With the amount of new and innovative technology that is surfacing every day, assessing your nonprofit’s technology should be a daily process.
While every nonprofit wants to cause change in some way, every nonprofit is different. Each with a unique goal, different needs, and all conduct daily operations in a different way.
As a result of all these differences, each nonprofit’s technology should reflect their uniqueness. For example, some nonprofits require more raw computing power while others will require less.
When assessing your nonprofit’s current technology situation specific questions need to be asked to ensure that you’re getting the most out of your tech infrastructure.
Here are a few of those important questions you can ask yourself and staff about your nonprofit's technology.
What does your nonprofit do, and how will this technology enhance your mission?
Before jumping into the deep end with new tech that's boasting all the latest bells and whistles, take a step back and assess what it is your nonprofit does, and how that fancy new tech will assist you. It is important to look at the ‘big picture’ to avoid simply jumping at the latest tech, just because it is the latest tech.
What makes doing your work annoying or difficult?

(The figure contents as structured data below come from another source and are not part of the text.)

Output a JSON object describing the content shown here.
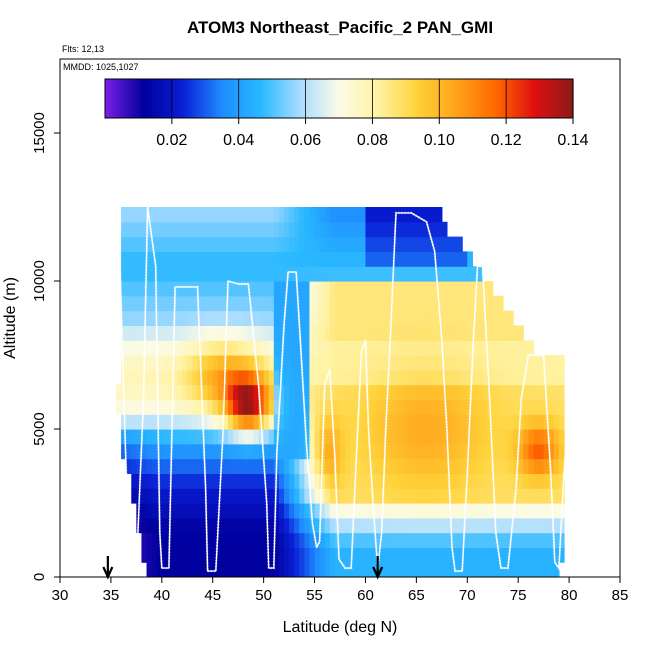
{
  "chart_data": {
    "type": "heatmap",
    "title": "ATOM3 Northeast_Pacific_2 PAN_GMI",
    "flights_text": "Flts: 12,13",
    "mmdd_text": "MMDD: 1025,1027",
    "xlabel": "Latitude (deg N)",
    "ylabel": "Altitude (m)",
    "xlim": [
      30,
      85
    ],
    "ylim": [
      0,
      17500
    ],
    "x_ticks": [
      30,
      35,
      40,
      45,
      50,
      55,
      60,
      65,
      70,
      75,
      80,
      85
    ],
    "y_ticks": [
      0,
      5000,
      10000,
      15000
    ],
    "colorbar": {
      "min": 0.0,
      "max": 0.14,
      "ticks": [
        0.02,
        0.04,
        0.06,
        0.08,
        0.1,
        0.12,
        0.14
      ],
      "tick_labels": [
        "0.02",
        "0.04",
        "0.06",
        "0.08",
        "0.10",
        "0.12",
        "0.14"
      ],
      "colors": [
        "#7a1fe8",
        "#00009c",
        "#0a1fd6",
        "#1f8cff",
        "#29b8ff",
        "#a8dcff",
        "#fbfbe6",
        "#fff3a3",
        "#ffd23a",
        "#ffa31a",
        "#ff6a00",
        "#e01010",
        "#8b1a1a"
      ]
    },
    "arrows_latitude": [
      34.7,
      61.2
    ],
    "grid": {
      "lat_start": 35,
      "lat_step": 0.5,
      "alt_step": 500,
      "top": [
        5500,
        6500,
        12500,
        12500,
        12500,
        12500,
        12500,
        12500,
        12500,
        12500,
        12500,
        12500,
        12500,
        12500,
        12500,
        12500,
        12500,
        12500,
        12500,
        12500,
        12500,
        12500,
        12500,
        12500,
        12500,
        12500,
        12500,
        12500,
        12500,
        12500,
        12500,
        12500,
        12500,
        12500,
        12500,
        12500,
        12500,
        12500,
        12500,
        12500,
        12500,
        12500,
        12500,
        12500,
        12500,
        12500,
        12500,
        12500,
        12500,
        12500,
        12500,
        12500,
        12500,
        12500,
        12500,
        12500,
        12500,
        12500,
        12500,
        12500,
        12500,
        12500,
        12500,
        12500,
        12500,
        12000,
        11500,
        11500,
        11500,
        11000,
        11000,
        10500,
        10500,
        10000,
        10000,
        9500,
        9500,
        9000,
        9000,
        8500,
        8500,
        8000,
        8000,
        7500,
        7500,
        7500,
        7500,
        7500,
        7500
      ],
      "bottom": [
        6000,
        5500,
        4000,
        3500,
        2500,
        1500,
        500,
        0,
        0,
        0,
        0,
        0,
        0,
        0,
        0,
        0,
        0,
        0,
        0,
        0,
        0,
        0,
        0,
        0,
        0,
        0,
        0,
        0,
        0,
        0,
        0,
        0,
        0,
        0,
        0,
        0,
        0,
        0,
        0,
        0,
        0,
        0,
        0,
        0,
        0,
        0,
        0,
        0,
        0,
        0,
        0,
        0,
        0,
        0,
        0,
        0,
        0,
        0,
        0,
        0,
        0,
        0,
        0,
        0,
        0,
        0,
        0,
        0,
        0,
        0,
        0,
        0,
        0,
        0,
        0,
        0,
        0,
        0,
        0,
        0,
        0,
        0,
        0,
        0,
        0,
        0,
        0,
        0,
        500,
        2000
      ],
      "blobs": [
        {
          "lat": 48.5,
          "alt": 5800,
          "slat": 2.2,
          "salt": 1000,
          "amp": 0.06
        },
        {
          "lat": 46.0,
          "alt": 6800,
          "slat": 3.5,
          "salt": 1300,
          "amp": 0.025
        },
        {
          "lat": 77.0,
          "alt": 4300,
          "slat": 2.0,
          "salt": 900,
          "amp": 0.03
        },
        {
          "lat": 66.0,
          "alt": 5000,
          "slat": 6.0,
          "salt": 2000,
          "amp": 0.015
        },
        {
          "lat": 56.0,
          "alt": 4200,
          "slat": 1.5,
          "salt": 1200,
          "amp": 0.02
        }
      ]
    },
    "flight_track": [
      [
        35.0,
        6500
      ],
      [
        35.3,
        12500
      ],
      [
        35.8,
        11500
      ],
      [
        36.5,
        3500
      ],
      [
        37.0,
        300
      ],
      [
        37.5,
        300
      ],
      [
        38.2,
        6000
      ],
      [
        38.6,
        12500
      ],
      [
        39.4,
        10500
      ],
      [
        39.8,
        1500
      ],
      [
        40.0,
        300
      ],
      [
        40.7,
        300
      ],
      [
        41.3,
        9800
      ],
      [
        42.2,
        9800
      ],
      [
        43.5,
        9800
      ],
      [
        44.3,
        3000
      ],
      [
        44.5,
        200
      ],
      [
        45.3,
        200
      ],
      [
        46.0,
        4800
      ],
      [
        46.5,
        10000
      ],
      [
        47.5,
        9900
      ],
      [
        48.5,
        9900
      ],
      [
        49.5,
        6500
      ],
      [
        50.3,
        2500
      ],
      [
        50.5,
        300
      ],
      [
        51.0,
        300
      ],
      [
        51.3,
        4200
      ],
      [
        52.0,
        8500
      ],
      [
        52.4,
        10300
      ],
      [
        53.2,
        10300
      ],
      [
        53.6,
        8000
      ],
      [
        54.2,
        4500
      ],
      [
        54.8,
        1800
      ],
      [
        55.2,
        1000
      ],
      [
        55.5,
        1200
      ],
      [
        56.0,
        6500
      ],
      [
        56.5,
        7000
      ],
      [
        57.0,
        4000
      ],
      [
        57.4,
        600
      ],
      [
        58.0,
        300
      ],
      [
        58.6,
        300
      ],
      [
        59.1,
        4000
      ],
      [
        59.6,
        7600
      ],
      [
        60.0,
        8000
      ],
      [
        60.3,
        5000
      ],
      [
        60.8,
        2200
      ],
      [
        61.2,
        300
      ],
      [
        61.6,
        1500
      ],
      [
        62.0,
        5000
      ],
      [
        62.5,
        8500
      ],
      [
        63.0,
        12300
      ],
      [
        64.5,
        12300
      ],
      [
        66.0,
        12000
      ],
      [
        66.8,
        11000
      ],
      [
        67.5,
        8000
      ],
      [
        68.0,
        5000
      ],
      [
        68.5,
        1000
      ],
      [
        68.8,
        200
      ],
      [
        69.5,
        200
      ],
      [
        70.0,
        3500
      ],
      [
        70.6,
        8000
      ],
      [
        71.0,
        10500
      ],
      [
        71.5,
        10500
      ],
      [
        72.2,
        6000
      ],
      [
        72.8,
        1500
      ],
      [
        73.3,
        300
      ],
      [
        74.0,
        300
      ],
      [
        74.8,
        3000
      ],
      [
        75.3,
        6000
      ],
      [
        76.0,
        7500
      ],
      [
        77.5,
        7500
      ],
      [
        78.2,
        3500
      ],
      [
        78.6,
        500
      ],
      [
        79.0,
        300
      ],
      [
        79.5,
        3500
      ],
      [
        80.0,
        6000
      ]
    ]
  }
}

Think about what makes your work, or your employees' work, difficult and follow these bread crumbs to a solution. Often times members of the same organization working in very different parts of the organization may be experiencing similar problems with their processes but for different reasons. It is important to look at all angles as to not hamper the production of one department to improve the process of another.
What will change about your organization when this tech is fully implemented or removed?
Will this tech switch improve productivity? Will it improve client communication or relationships? What new information will I have at my disposal? These are all questions you can ask yourself when making a tech switch to test whether or not the move is right for your nonprofit. Your decision to switch to a new tech should positively enhance one or more of these areas.
How is my staff responding, how can I improve this response?
If your staff is speaking negatively about a specific task or job, think about solutions to those problems without affecting other processes. Will a switch to cloud computing across the board be viable to solve one small problem? Probably not. But storing certain files that are often shared on a cloud might be an interesting solution to the problem.
In today’s contemporary, tech driven society, there is no reason to suffer with old, inefficient technology. However, it is important to stop and assess the big picture before diving head first into massive tech switches and improvements.